I could see the boys clearly from every spot in the house while I worked. When I got too hot, I jumped into my bathing suit and challenged one of the boys to a race. I’m an excellent swimmer; but I let them win. At the end of every day, I had some form of white stuff attached to my arms, legs and toes.
Three tubes of caulk later, I was still days away from being done, and miles away from that dream of picking up a paintbrush and hittin’ the walls. Every morning, I’d figure out which sections of the room I’d work on, and see myself farther ahead than what I actually achieved. I felt like I was getting nowhere; this was a job that I just couldn’t seem to conquer.
Now, I could clearly see why my camp counselor didn’t want to do this job. Truly, as my son said, “He didn’t want to have white fingers like you, Mom.”
The priming involved using a brush to work the paint into each and every groove of the paneling. Slow and tedious work. There were endless delays of running out of caulk, primer, fat rollers – and time-wasted trips to the paint store. Some days, I just skipped yoga; other days I forced myself into to it. Stretching out my back made it easier to stand on the ladder for hours the next day.
One morning, I was fed up with the house being such a mess, so I decided I would finish the job by bedtime. I woke up at 6:30; and carefully laid out the drop cloths, and figured I would have at least three hours of painting done before the kids even stirred.
But of course I dropped something heavy, and woke everyone up. Soon, the kids were traipsing through the drop cloths, mucking everything up. They did learn their lesson from last time, and stayed out of the paint. Still, I was determined, and started rolling. Paint drips fell where there was no drop cloth, furniture was in the way, and I’d step into a drop of spilled paint on the drop cloth and soon I’d have little white footprints across the floor. My two feet were worse than the 8 feet of my boys.

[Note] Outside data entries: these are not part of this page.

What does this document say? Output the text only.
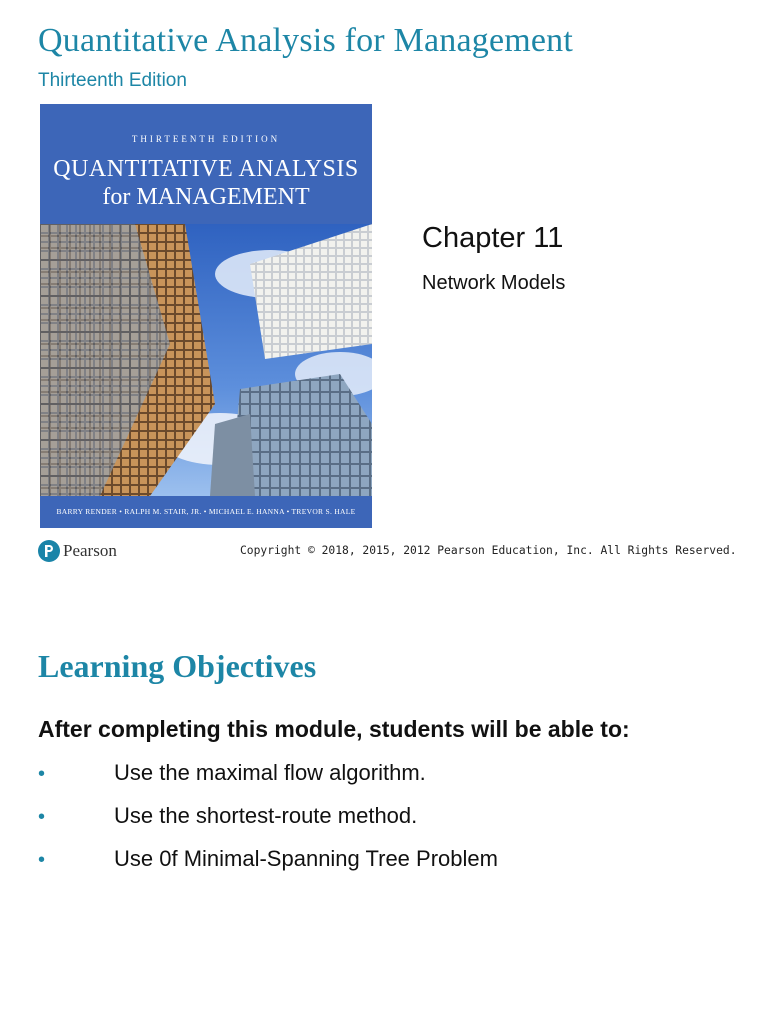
Quantitative Analysis for Management
Thirteenth Edition
THIRTEENTH EDITION
QUANTITATIVE ANALYSIS
for MANAGEMENT
BARRY RENDER • RALPH M. STAIR, JR. • MICHAEL E. HANNA • TREVOR S. HALE
Chapter 11
Network Models
Pearson	Copyright © 2018, 2015, 2012 Pearson Education, Inc. All Rights Reserved.
Learning Objectives
After completing this module, students will be able to:
•	Use the maximal flow algorithm.
•	Use the shortest-route method.
•	Use 0f Minimal-Spanning Tree Problem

Of course, my camp counselor dropped by to see me in this whole mess of disorganization. He was polite enough not to say it, but I could tell he disapproved of my “lack of planning” and “disorganization.” All he said was, while looking at the paint puddles was, “I thought you were coming down to borrow my drop cloths?”
“Ammonia works great at cleaning up latex drips,” I said. Still, I noticed that I ceased all painting while he was there. I found myself waiting until he was safely out of view before I dropped my roller into the pan and started covering the walls. I’m still not sure why I did this, as clearly he could have taught me a few things about technique. Probably, “Information overload.”
For lunch, I pulled the last bottle of root beer out of the fridge, stuck it in the freezer for awhile, and drank it with the take-and-bake-pizza my son prepared. The kids gave me that pleading look when I poured that frosty root beer, with the fizz spewing out, and I simply said, “THIS is my reward. Hands off.”
By the end of the day, the walls were creamy white, smooth as silk, with no gaps between the teeth.
I truly was done – except for one wall. I ran out of paint, and this wall was the sacrificial lamb. I even had time to clean up all the drips before the sun went down. My painting coach was amazed – from what he saw at the end of the day, as contrasted against what he saw in the morning. He said something very nice about, “I don’t think I’ve ever met a woman so determined, who could get more done, etc.” I think he was just trying to hire me.
However, I learned one painful truth about an awesome new paint job. Painting will transform a room, and your eyes. Like the Tree of Good and Evil in the Garden of Eden, the fresh paint will make you aware of flaws you were never saw before. All of that second-hand furniture I was so tickled to have now looks, In a word, “pathetic.” My camp coach’s wife, who was admiring my work, said it best, “Yes. You do need some new furniture.”